I look like an old woman moving around these days. My pain has become excruciating to the point where I can’t even stand up straight. But in a strange way, this pain is actually motivating me to follow through with my plans.
I found out today that my blood clotting issues are not going to be a problem. I will be able to take hormone replacement therapy. As a precaution, I’ll be given blood thinning injections for five days post-op. Injections don’t bother me. Just don’t give me a horse pill to swallow!
I love how God brings people in my life to give me just what I need, when I need it. A friend called me out of the blue when I was in a panic attack and then prayed a powerful prayer with me, right there on the phone. Another friend drove me to the hematologist appointment today because I was too sick to drive myself. Yet another friend picked up prescriptions for me and brought over dinner for hubby and our daughter. And my husband brought me some hot fresh French bread from the store in hopes of teasing my appetite.
The Lord also gave me my hematologist today. Dr. Le was a fantastic physician. I really liked her — maybe because she is as tiny as I am! She took one look at my hunched over posture and tender abs and lab reports and said: endometriosis. She said that yesterday she performed a surgery on what she thought was a cancerous mass but turned out to be endometriosis all balled up on top of a woman’s appendix. I told her that when I get this pain I get a rattle/wheeze in my right lung, and she said that, too, is likely endometriosis.
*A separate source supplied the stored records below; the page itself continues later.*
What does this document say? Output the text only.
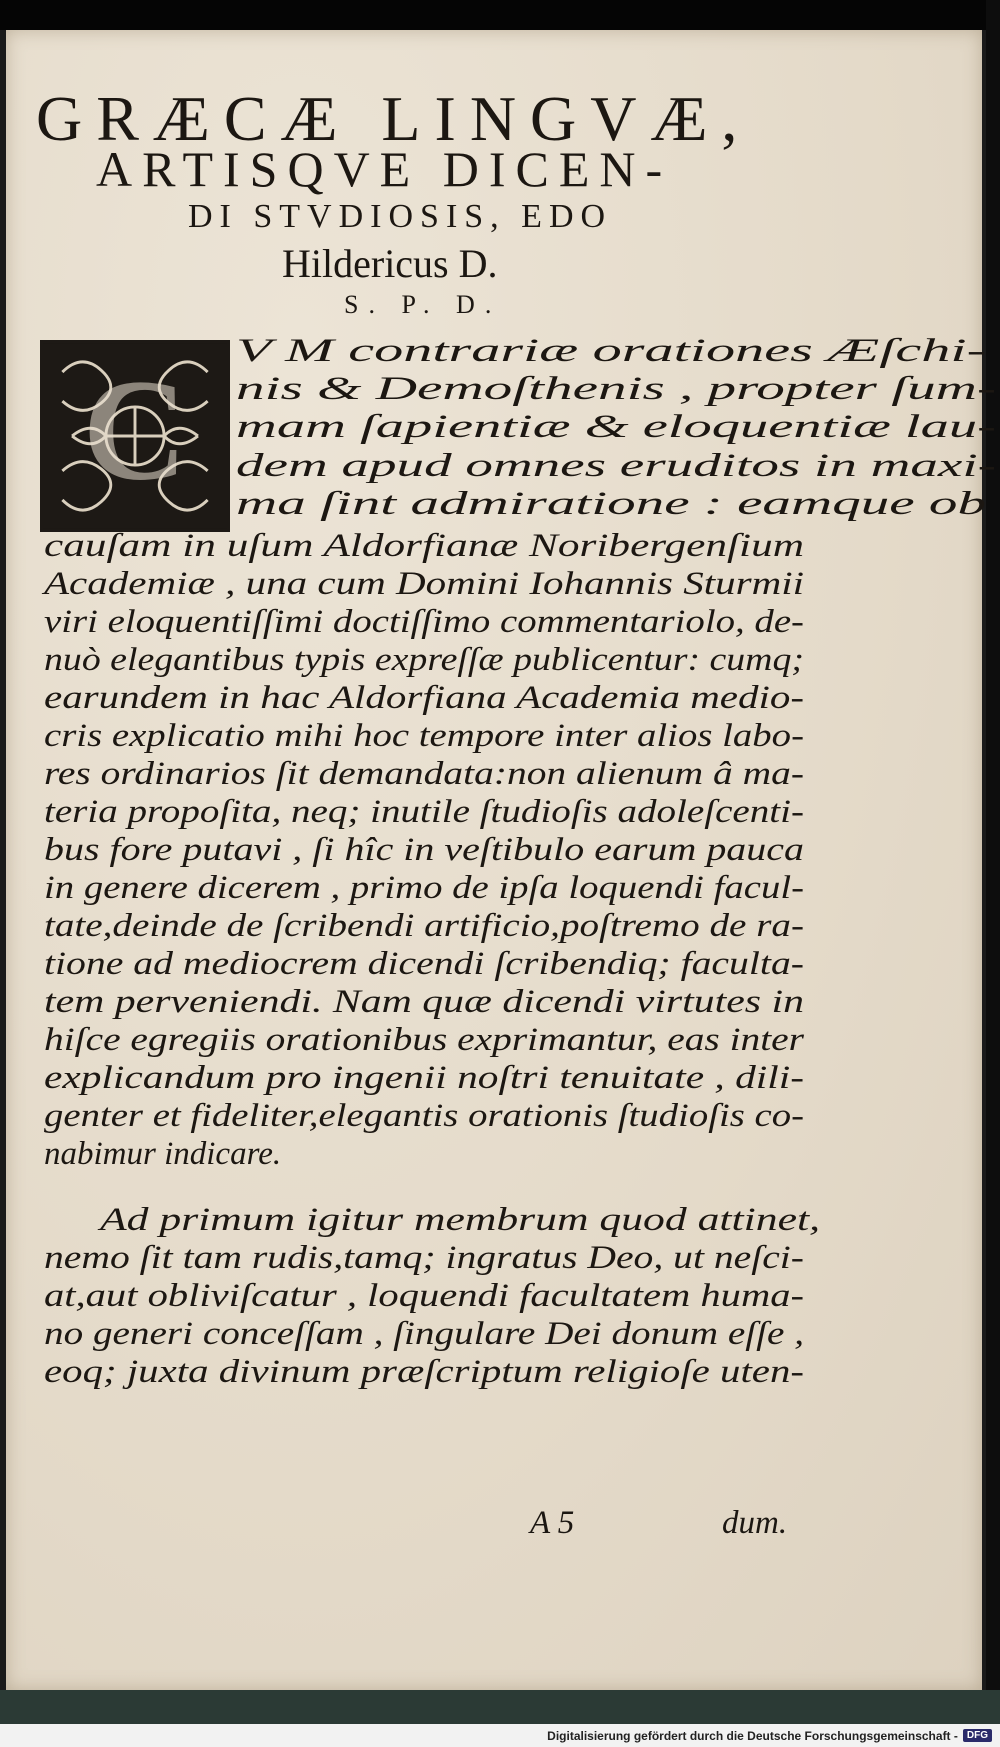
GRÆCÆ LINGVÆ,
ARTISQVE DICEN-
DI STVDIOSIS, EDO
Hildericus D.
S. P. D.
C V M contrariæ orationes Æſchi-
nis & Demoſthenis , propter ſum-
mam ſapientiæ & eloquentiæ lau-
dem apud omnes eruditos in maxi-
ma ſint admiratione : eamque ob
cauſam in uſum Aldorfianæ Noribergenſium
Academiæ , una cum Domini Iohannis Sturmii
viri eloquentiſſimi doctiſſimo commentariolo, de-
nuò elegantibus typis expreſſæ publicentur: cumq;
earundem in hac Aldorfiana Academia medio-
cris explicatio mihi hoc tempore inter alios labo-
res ordinarios ſit demandata:non alienum â ma-
teria propoſita, neq; inutile ſtudioſis adoleſcenti-
bus fore putavi , ſi hîc in veſtibulo earum pauca
in genere dicerem , primo de ipſa loquendi facul-
tate,deinde de ſcribendi artificio,poſtremo de ra-
tione ad mediocrem dicendi ſcribendiq; faculta-
tem perveniendi. Nam quæ dicendi virtutes in
hiſce egregiis orationibus exprimantur, eas inter
explicandum pro ingenii noſtri tenuitate , dili-
genter et fideliter,elegantis orationis ſtudioſis co-
nabimur indicare.
Ad primum igitur membrum quod attinet,
nemo ſit tam rudis,tamq; ingratus Deo, ut neſci-
at,aut obliviſcatur , loquendi facultatem huma-
no generi conceſſam , ſingulare Dei donum eſſe ,
eoq; juxta divinum præſcriptum religioſe uten-
A 5	dum.
Digitalisierung gefördert durch die Deutsche Forschungsgemeinschaft - DFG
I’ve decided that my body thinks estrogen is poison. Every time my hormone level surges (during ovulation, and just before my cycle begins), my pain surges. That’s a pretty strong correlation, even to this non-medically-trained person. So taking out my ovaries will be taking out my poison-producting factories.
My endoscopy was moved up to tomorrow. It’s probably a good thing because my pain is at its peak. The gastro doctor really hurt me yesterday with all that poking and prodding. I’m going to politely ask him to go easy on me tomorrow and to give me some pain medicine so I don’t end up worse off tomorrow than I am today. I’ve got phenergan in my pocket, so I think I’ll just take one of those suckers before I leave for the procedure…try to nip that nausea before it starts. (Even though I’ve had it for the past 36 hours nonstop with zero sleep…think I may need it tonight at bedtime, too.)
Then on Friday I have the comparatively easy abdominal ultrasound to see if any endometrial lesions are visible. Depending on the results of those tests, my GYN surgeon and the general surgeon assisting him will determine the final course of action.
How am I doing? Slightly better than I was this time last night. The 24-hour panic attack seems to have subsided, to a degree. I am actually contemplating taking a Benadryl for its sedative effect in hopes that it will release some of the tension in my stomach muscles so I can rest tonight. My daughter is worried about me and is having a difficult time with me being so sick. She has some anxiety about what it will be like when I come home from surgery. I think she has visions of me being bed-bound for two months while she takes over all the household chores plus gets all her schoolwork done, fetching me bonbons all the time, etc. But this, too, will be good for her. She is capable of more than she thinks. As am I.
I’m just ready to get these poison factories outta here!